Gods and myths are as vulnerable to the ravages of societal change as we are. Karl Marx famously wrote of life under capitalism: “All that is solid melts into air, all that is holy is profaned”. Where sacred truths once explained the nature of the world, the foundations of those truths are shaken by the development of capital. Once an essential part of the life-world, the change in production and social structure removes the impetus for religion. As a result, it would seem that even deities are relegated to the status of services.

              The Taiwanese sculptor Lin Hsin-lai houses an immense collection of Taiwanese deity figures. These are the objects of worship for believers who seek a variety of protections and blessings in their lives. However, these figures are increasingly likely to be discarded or destroyed as followers lose faith or even blame the deities for failing to protect them. A certain ideology is clearly mapped onto the cartography of religious meaning the figures once held. Where they were once deities, they are now service providers. Failing their task at protecting their owners results in dismissal. Lin holds that it is possible to maintain these ways in the modern day. He repairs and rehouses the figures to the best of his abilities.

It is difficult not to feel a connection between his diligent efforts to uphold these figures as deities and resistance against the assimilating influence of capitalism more generally. Is it possible to preserve this culture in the face of the “creative destruction” of capital? It is difficult to say where the future of these deities lie.

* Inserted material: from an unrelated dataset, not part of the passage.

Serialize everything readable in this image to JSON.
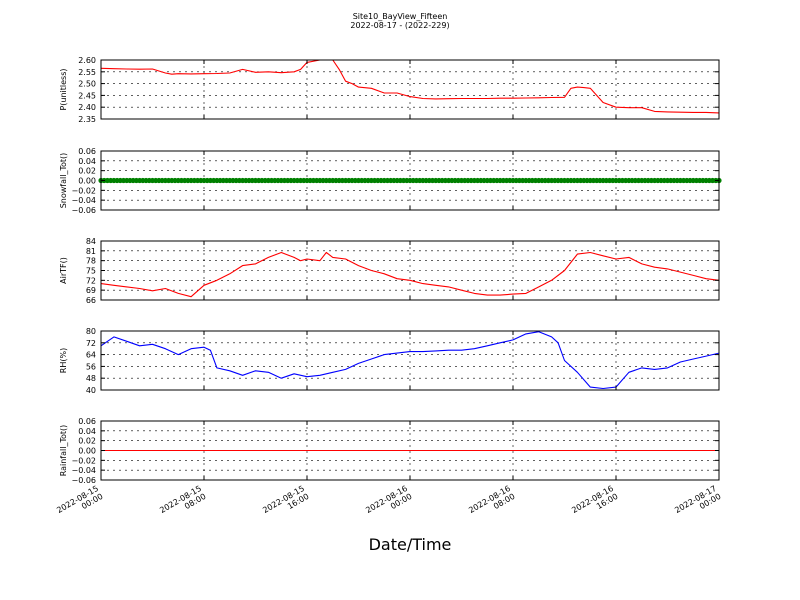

Photo: AFP/Sam Yeh via CNA

Photo: AFP/Sam Yeh via CNA

But what remains when these are lost? We can see across the world that capitalism generally does not replace religion so much as it subsumes it. The religious instinct becomes another driver of mass consumption, or alternatively a way to assuage the guilt associated with engaging in mass consumption. No such incorporation appears to be taking place with these figures. While they are collected, they are certainly not “collectibles”. It does not even appear that their value as cultural artefacts is considered, as the article about Lin suggests they are simply being given away at no cost.

Perhaps this partial extinction is an intermediate step in the development of deity worship. It is possible that the space these deities inhabit survives in some respect in their adherents, and that the loss of interest in deities is temporary.

For the time being, however, it is a bleak that even gods must contend with the gig economy.